Numpy arrays can be indexed and manipulated like Python lists in most instances, but provide extra functionality. We will not be going into more detail about numpy during this workshop.
Performing a t-test with scipy
First, let’s load up a small toy dataset looking at how mouse weight responded to a particular treatment. This data contains 4 columns, the mouse label/number, whether or not it was treated, its sex and its weight.
PYTHON
import pandas as pd
url = "https://raw.githubusercontent.com/ccb-hms/workbench-python-workshop/main/episodes/data/mouse_weight_data.csv"
mouse_df = pd.read_csv(url, index_col="Mouse")
print(mouse_df)
OUTPUT
Treated Sex Weight
Mouse
1 True M 22
2 True F 25
3 True M 27
4 True F 23
5 True M 23
6 True F 24
7 True M 26
8 True F 24
9 True M 27
10 True F 27
11 True M 25
12 True F 27
13 True M 26
14 True F 24
15 True M 26
16 False F 25
17 False M 29
18 False F 28
19 False M 27
20 False F 28
21 False M 25
22 False F 23
23 False M 24
24 False F 30
25 False M 24
26 False F 30
27 False M 30
28 False F 28
29 False M 27
30 False F 24
We can start by seeing if the mean weight is different between the groups:
PYTHON
treated_mean = mouse_df[mouse_df["Treated"]]["Weight"].mean()

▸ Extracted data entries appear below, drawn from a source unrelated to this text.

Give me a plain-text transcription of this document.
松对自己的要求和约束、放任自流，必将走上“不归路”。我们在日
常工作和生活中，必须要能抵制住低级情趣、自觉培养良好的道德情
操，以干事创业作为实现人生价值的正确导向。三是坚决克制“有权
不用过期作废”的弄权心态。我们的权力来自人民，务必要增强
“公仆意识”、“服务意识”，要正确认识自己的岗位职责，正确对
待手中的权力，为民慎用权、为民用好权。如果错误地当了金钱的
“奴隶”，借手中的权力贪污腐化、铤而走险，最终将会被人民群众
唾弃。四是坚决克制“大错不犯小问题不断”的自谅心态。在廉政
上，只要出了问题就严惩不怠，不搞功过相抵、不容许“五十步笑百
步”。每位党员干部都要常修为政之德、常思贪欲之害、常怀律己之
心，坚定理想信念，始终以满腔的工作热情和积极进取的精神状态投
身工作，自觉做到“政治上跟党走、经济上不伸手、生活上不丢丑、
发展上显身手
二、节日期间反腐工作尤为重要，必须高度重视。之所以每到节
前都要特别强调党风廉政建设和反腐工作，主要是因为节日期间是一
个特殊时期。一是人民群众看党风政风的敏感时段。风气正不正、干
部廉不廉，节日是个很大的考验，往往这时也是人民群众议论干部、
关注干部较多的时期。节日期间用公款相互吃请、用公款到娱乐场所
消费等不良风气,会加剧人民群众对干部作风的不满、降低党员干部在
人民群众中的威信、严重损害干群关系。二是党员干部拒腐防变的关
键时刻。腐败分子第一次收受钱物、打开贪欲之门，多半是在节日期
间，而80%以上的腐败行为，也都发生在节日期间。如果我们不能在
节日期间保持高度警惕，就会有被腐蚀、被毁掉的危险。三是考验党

untreated_mean = mouse_df[~mouse_df["Treated"]]["Weight"].mean()
print(f"Treated mean weight: {treated_mean:0.0f}g\nUntreated mean weight: {untreated_mean:0.0f}g")
OUTPUT
Treated mean weight: 25g
Untreated mean weight: 27g
We can see that there is a slight different, but it’s unclear if it is real or just a source of randomnes in the data.
The newline character
\n
is a special character called the newline character.
It tells Python to go to a new line of text. \n
is univeral
to almost all programming languages.
~
in Pandas
Though before we saw that in Python !
is how we indicate
logical NOT, for pandas boolean series we have to use the ~
character to invert every boolean in the series.

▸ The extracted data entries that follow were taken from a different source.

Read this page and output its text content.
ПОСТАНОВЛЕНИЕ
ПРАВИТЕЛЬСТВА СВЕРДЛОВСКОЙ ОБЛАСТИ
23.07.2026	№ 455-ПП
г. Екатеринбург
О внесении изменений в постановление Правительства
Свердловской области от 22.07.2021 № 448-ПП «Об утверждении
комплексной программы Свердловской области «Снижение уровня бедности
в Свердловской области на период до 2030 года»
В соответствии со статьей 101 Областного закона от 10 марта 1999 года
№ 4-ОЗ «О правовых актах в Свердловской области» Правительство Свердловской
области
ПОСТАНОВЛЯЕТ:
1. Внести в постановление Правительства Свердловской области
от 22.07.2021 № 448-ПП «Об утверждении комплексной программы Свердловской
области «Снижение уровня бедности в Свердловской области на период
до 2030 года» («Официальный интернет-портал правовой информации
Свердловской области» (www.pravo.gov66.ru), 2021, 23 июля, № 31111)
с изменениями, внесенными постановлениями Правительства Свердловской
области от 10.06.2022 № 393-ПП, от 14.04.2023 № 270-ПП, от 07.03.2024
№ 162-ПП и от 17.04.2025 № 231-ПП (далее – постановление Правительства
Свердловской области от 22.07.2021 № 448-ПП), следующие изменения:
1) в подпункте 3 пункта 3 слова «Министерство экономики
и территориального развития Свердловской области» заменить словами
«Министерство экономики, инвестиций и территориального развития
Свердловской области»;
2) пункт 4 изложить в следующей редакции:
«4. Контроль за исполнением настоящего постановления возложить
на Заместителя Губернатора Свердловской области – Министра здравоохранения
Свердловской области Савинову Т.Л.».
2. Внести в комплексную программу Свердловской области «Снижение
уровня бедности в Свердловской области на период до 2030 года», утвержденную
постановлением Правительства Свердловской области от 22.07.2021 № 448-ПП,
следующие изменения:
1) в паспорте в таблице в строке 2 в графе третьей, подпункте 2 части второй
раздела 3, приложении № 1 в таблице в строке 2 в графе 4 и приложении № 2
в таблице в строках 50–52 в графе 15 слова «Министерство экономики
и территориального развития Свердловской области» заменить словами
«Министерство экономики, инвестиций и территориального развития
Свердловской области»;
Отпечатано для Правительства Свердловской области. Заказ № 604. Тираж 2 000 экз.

Let’s perform a t-test to check for a significant difference. A
one-sample t-test is performed using ttest_1samp
. As we
want to compare two groups, we will need to use perform a two-sample
t-test using ttest_ind
.
PYTHON
treated_weights = mouse_df[mouse_df["Treated"]]["Weight"]

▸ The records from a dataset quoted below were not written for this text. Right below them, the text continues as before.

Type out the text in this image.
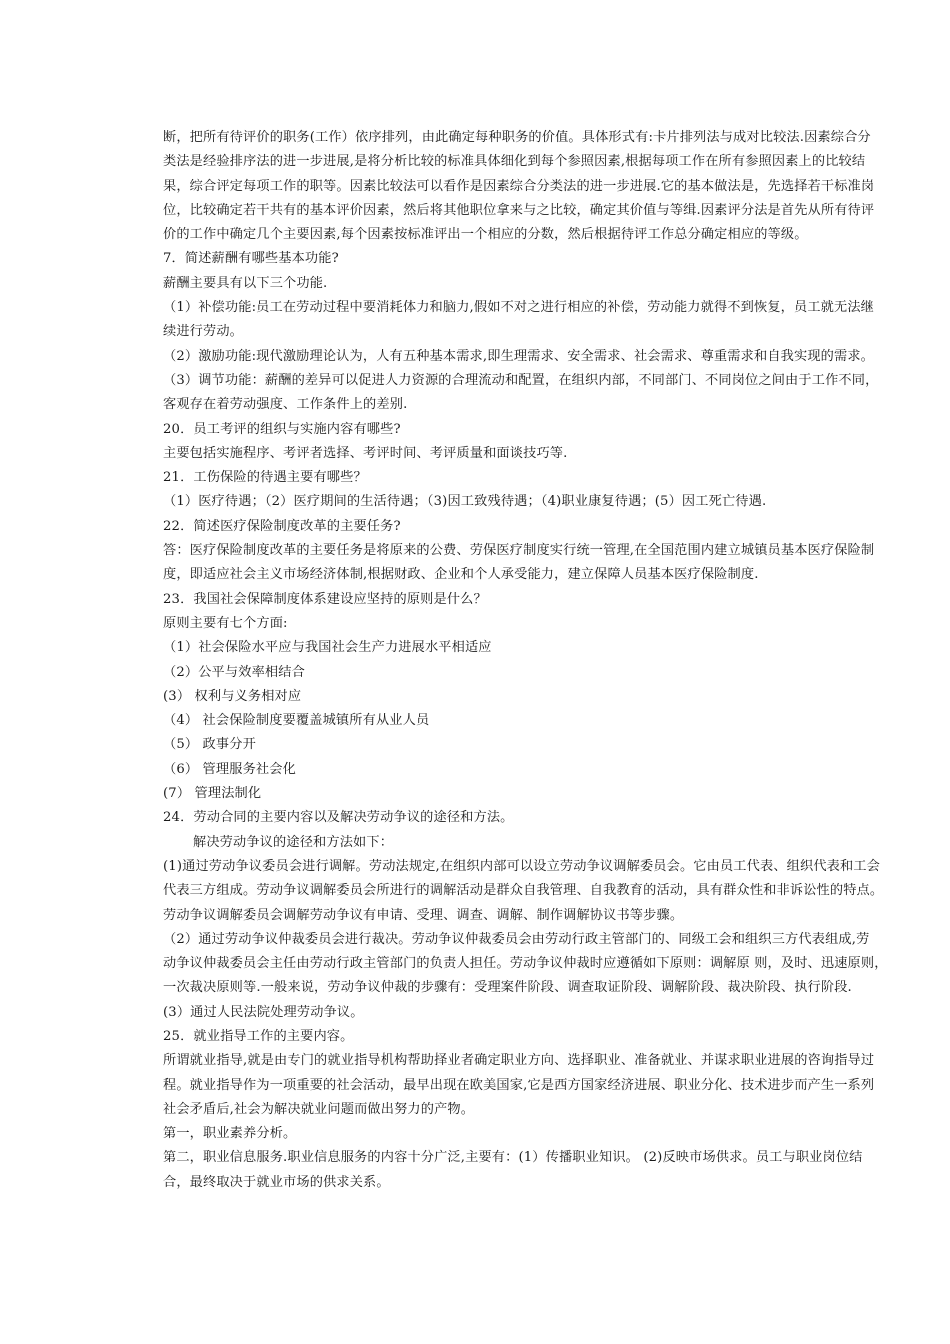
断，把所有待评价的职务(工作）依序排列，由此确定每种职务的价值。具体形式有:卡片排列法与成对比较法.因素综合分
类法是经验排序法的进一步进展,是将分析比较的标准具体细化到每个参照因素,根据每项工作在所有参照因素上的比较结
果，综合评定每项工作的职等。因素比较法可以看作是因素综合分类法的进一步进展.它的基本做法是，先选择若干标准岗
位，比较确定若干共有的基本评价因素，然后将其他职位拿来与之比较，确定其价值与等缉.因素评分法是首先从所有待评
价的工作中确定几个主要因素,每个因素按标准评出一个相应的分数，然后根据待评工作总分确定相应的等级。
7．简述薪酬有哪些基本功能?
薪酬主要具有以下三个功能.
（1）补偿功能:员工在劳动过程中要消耗体力和脑力,假如不对之进行相应的补偿，劳动能力就得不到恢复，员工就无法继
续进行劳动。
（2）激励功能:现代激励理论认为，人有五种基本需求,即生理需求、安全需求、社会需求、尊重需求和自我实现的需求。
（3）调节功能：薪酬的差异可以促进人力资源的合理流动和配置，在组织内部，不同部门、不同岗位之间由于工作不同，
客观存在着劳动强度、工作条件上的差别.
20．员工考评的组织与实施内容有哪些?
主要包括实施程序、考评者选择、考评时间、考评质量和面谈技巧等.
21．工伤保险的待遇主要有哪些？
（1）医疗待遇；（2）医疗期间的生活待遇；（3)因工致残待遇；（4)职业康复待遇；(5）因工死亡待遇.
22．简述医疗保险制度改革的主要任务?
答：医疗保险制度改革的主要任务是将原来的公费、劳保医疗制度实行统一管理,在全国范围内建立城镇员基本医疗保险制
度，即适应社会主义市场经济体制,根据财政、企业和个人承受能力，建立保障人员基本医疗保险制度.
23．我国社会保障制度体系建设应坚持的原则是什么？
原则主要有七个方面:
（1）社会保险水平应与我国社会生产力进展水平相适应
（2）公平与效率相结合
(3） 权利与义务相对应
（4） 社会保险制度要覆盖城镇所有从业人员
（5） 政事分开
（6） 管理服务社会化
(7） 管理法制化
24．劳动合同的主要内容以及解决劳动争议的途径和方法。
解决劳动争议的途径和方法如下：
(1)通过劳动争议委员会进行调解。劳动法规定,在组织内部可以设立劳动争议调解委员会。它由员工代表、组织代表和工会
代表三方组成。劳动争议调解委员会所进行的调解活动是群众自我管理、自我教育的活动，具有群众性和非诉讼性的特点。
劳动争议调解委员会调解劳动争议有申请、受理、调查、调解、制作调解协议书等步骤。
（2）通过劳动争议仲裁委员会进行裁决。劳动争议仲裁委员会由劳动行政主管部门的、同级工会和组织三方代表组成,劳
动争议仲裁委员会主任由劳动行政主管部门的负责人担任。劳动争议仲裁时应遵循如下原则：调解原 则，及时、迅速原则，
一次裁决原则等.一般来说，劳动争议仲裁的步骤有：受理案件阶段、调查取证阶段、调解阶段、裁决阶段、执行阶段.
(3）通过人民法院处理劳动争议。
25．就业指导工作的主要内容。
所谓就业指导,就是由专门的就业指导机构帮助择业者确定职业方向、选择职业、准备就业、并谋求职业进展的咨询指导过
程。就业指导作为一项重要的社会活动，最早出现在欧美国家,它是西方国家经济进展、职业分化、技术进步而产生一系列
社会矛盾后,社会为解决就业问题而做出努力的产物。
第一，职业素养分析。
第二，职业信息服务.职业信息服务的内容十分广泛,主要有：(1）传播职业知识。 (2)反映市场供求。员工与职业岗位结
合，最终取决于就业市场的供求关系。
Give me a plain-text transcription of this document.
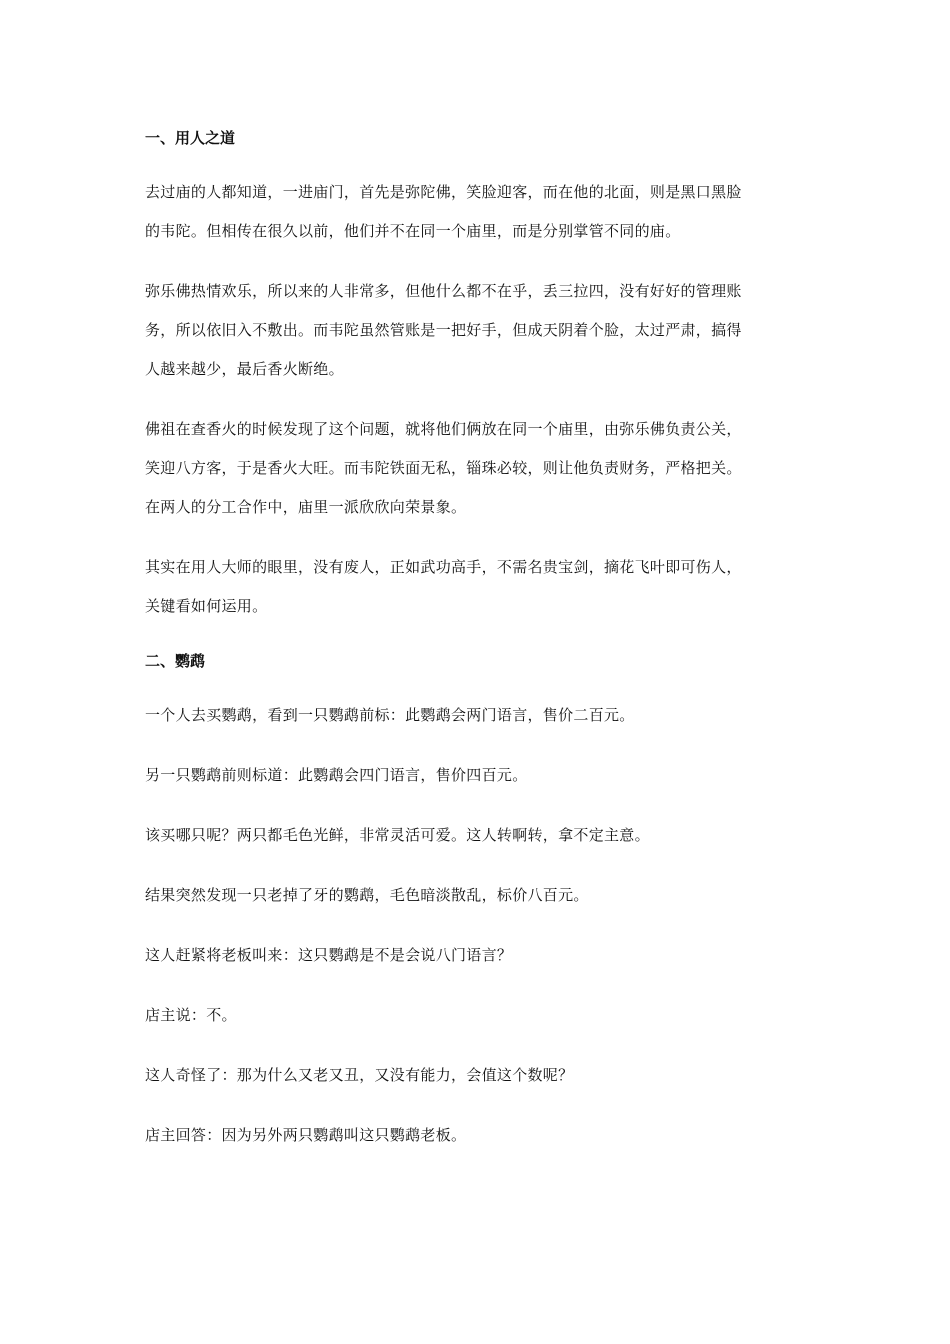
一、用人之道

去过庙的人都知道，一进庙门，首先是弥陀佛，笑脸迎客，而在他的北面，则是黑口黑脸
的韦陀。但相传在很久以前，他们并不在同一个庙里，而是分别掌管不同的庙。

弥乐佛热情欢乐，所以来的人非常多，但他什么都不在乎，丢三拉四，没有好好的管理账
务，所以依旧入不敷出。而韦陀虽然管账是一把好手，但成天阴着个脸，太过严肃，搞得
人越来越少，最后香火断绝。

佛祖在查香火的时候发现了这个问题，就将他们俩放在同一个庙里，由弥乐佛负责公关，
笑迎八方客，于是香火大旺。而韦陀铁面无私，锱珠必较，则让他负责财务，严格把关。
在两人的分工合作中，庙里一派欣欣向荣景象。

其实在用人大师的眼里，没有废人，正如武功高手，不需名贵宝剑，摘花飞叶即可伤人，
关键看如何运用。

二、鹦鹉

一个人去买鹦鹉，看到一只鹦鹉前标：此鹦鹉会两门语言，售价二百元。

另一只鹦鹉前则标道：此鹦鹉会四门语言，售价四百元。

该买哪只呢？两只都毛色光鲜，非常灵活可爱。这人转啊转，拿不定主意。

结果突然发现一只老掉了牙的鹦鹉，毛色暗淡散乱，标价八百元。

这人赶紧将老板叫来：这只鹦鹉是不是会说八门语言？

店主说：不。

这人奇怪了：那为什么又老又丑，又没有能力，会值这个数呢？

店主回答：因为另外两只鹦鹉叫这只鹦鹉老板。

untreated_weights = mouse_df[~mouse_df["Treated"]]["Weight"]
stats.ttest_ind(treated_weights, untreated_weights)
OUTPUT
Ttest_indResult(statistic=-2.2617859482443694, pvalue=0.03166586638057747)
Our p-value is about 0.03.
There are a number of arguments we could use to change the test, such as accounting for unequal variance and single-sides tests which can be found here
Challenge
Peform a t-test looking at whether there is a difference by sex as opposed to treatment.